In a perfect world, I'd be a perfect mom. But like I tell my children, no one is perfect. This blog is my journey of finding more grace for my imperfections as a mom.
Friday, November 7, 2014
A game where the rules are constantly changing
That's what parenting is really like, isn't it? Parenting is like trying to learn a game where the rules are constantly changing. My two and a half year old has finally decided to sleep again. I write this as I am watching her playing in her crib on our monitor. She's obviously out to prove me wrong. When we brought her home from Haiti over a year ago at 21 months, she slept like a champ. Plunk her down in her crib, walk out of the room, and she'd close her eyes and drift off to sleep without as little as a whimper or a wiggle. Fast forward 9 or so months and she decided that crib time equals wiggle time and absolutely refused to nap. In addition, she rarely fell asleep before she'd been in her bed for 2-3 hours. It's astonishing that I am not bald, because her antics had me pulling my hair out for 4 months straight! The past week, though, all of a sudden she's back to her old sleep habits, mostly anyway.
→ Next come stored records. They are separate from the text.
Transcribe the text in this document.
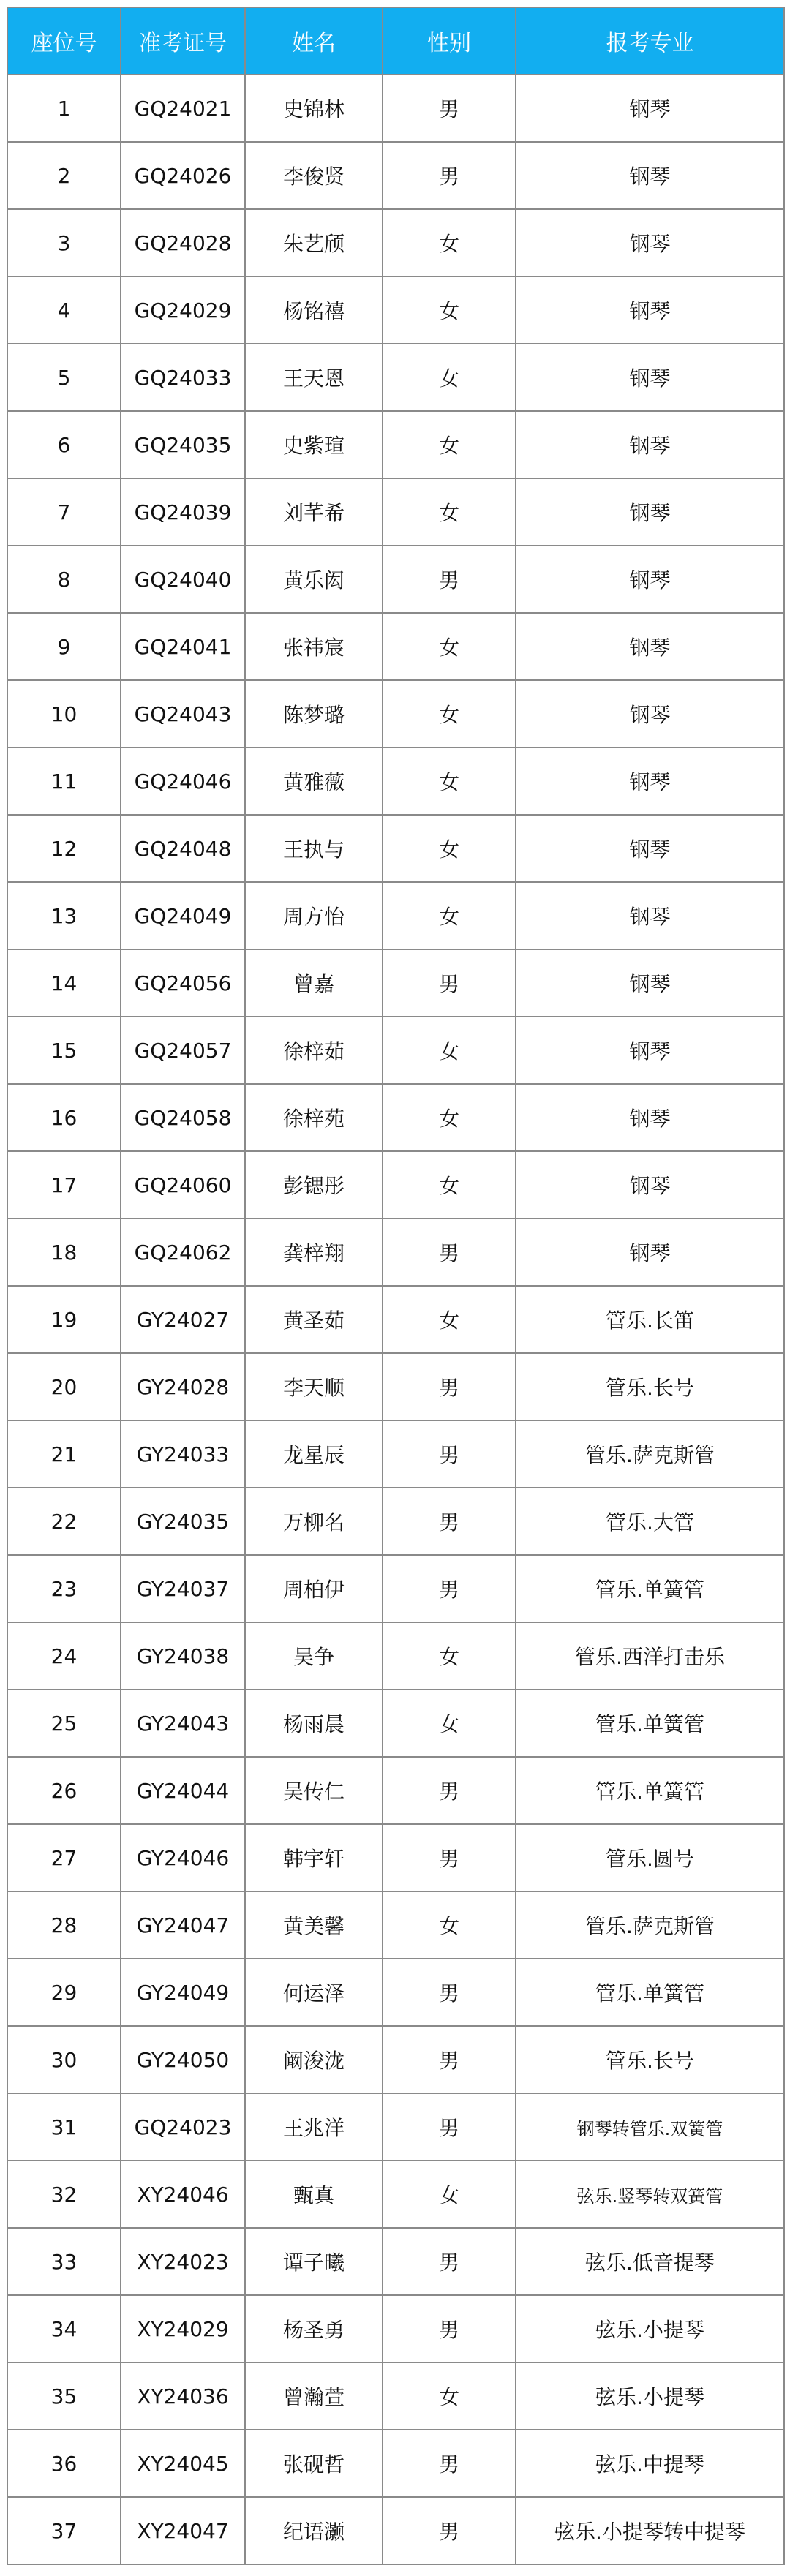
座位号	准考证号	姓名	性别	报考专业
1	GQ24021	史锦林	男	钢琴
2	GQ24026	李俊贤	男	钢琴
3	GQ24028	朱艺颀	女	钢琴
4	GQ24029	杨铭禧	女	钢琴
5	GQ24033	王天恩	女	钢琴
6	GQ24035	史紫瑄	女	钢琴
7	GQ24039	刘芊希	女	钢琴
8	GQ24040	黄乐闳	男	钢琴
9	GQ24041	张祎宸	女	钢琴
10	GQ24043	陈梦璐	女	钢琴
11	GQ24046	黄雅薇	女	钢琴
12	GQ24048	王执与	女	钢琴
13	GQ24049	周方怡	女	钢琴
14	GQ24056	曾嘉	男	钢琴
15	GQ24057	徐梓茹	女	钢琴
16	GQ24058	徐梓苑	女	钢琴
17	GQ24060	彭锶彤	女	钢琴
18	GQ24062	龚梓翔	男	钢琴
19	GY24027	黄圣茹	女	管乐.长笛
20	GY24028	李天顺	男	管乐.长号
21	GY24033	龙星辰	男	管乐.萨克斯管
22	GY24035	万柳名	男	管乐.大管
23	GY24037	周柏伊	男	管乐.单簧管
24	GY24038	吴争	女	管乐.西洋打击乐
25	GY24043	杨雨晨	女	管乐.单簧管
26	GY24044	吴传仁	男	管乐.单簧管
27	GY24046	韩宇轩	男	管乐.圆号
28	GY24047	黄美馨	女	管乐.萨克斯管
29	GY24049	何运泽	男	管乐.单簧管
30	GY24050	阚浚泷	男	管乐.长号
31	GQ24023	王兆洋	男	钢琴转管乐.双簧管
32	XY24046	甄真	女	弦乐.竖琴转双簧管
33	XY24023	谭子曦	男	弦乐.低音提琴
34	XY24029	杨圣勇	男	弦乐.小提琴
35	XY24036	曾瀚萱	女	弦乐.小提琴
36	XY24045	张砚哲	男	弦乐.中提琴
37	XY24047	纪语灏	男	弦乐.小提琴转中提琴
I was doing the dishes today after I had put her down and began thinking about a friend of mine who has been really struggling with her daughter's behavior lately. Her daughter has some special needs, so sometimes traditional advice just doesn't apply. But it made me start thinking of parenting as seasons of change. When you are in the midst of a season with your child and they are not eating, or not sleeping, or not using the potty, or whatever and you feel like its never going to change just remember that it probably will. Or if it doesn't change, you'll find better ways of handling it. And then when it changes, it'll be something new. Each milestone reached brings on a new challenge. I've found recently, though, after a long season of struggle as a parent, that I'd forgotten what it really is all about: savoring the little moments. I'd gotten so locked up inside me head with worrying over my children's behavior, that I'd forgotten to enjoy the laughter (regardless of whatever inappropriate thing my boys had done to start it), the little boy kisses, the wild imaginations, the little girl dancing to music only she can hear. As the lady who stopped me in Chick-fil-a earlier this week reminded me, "They are only little for such a short time. Enjoy them now."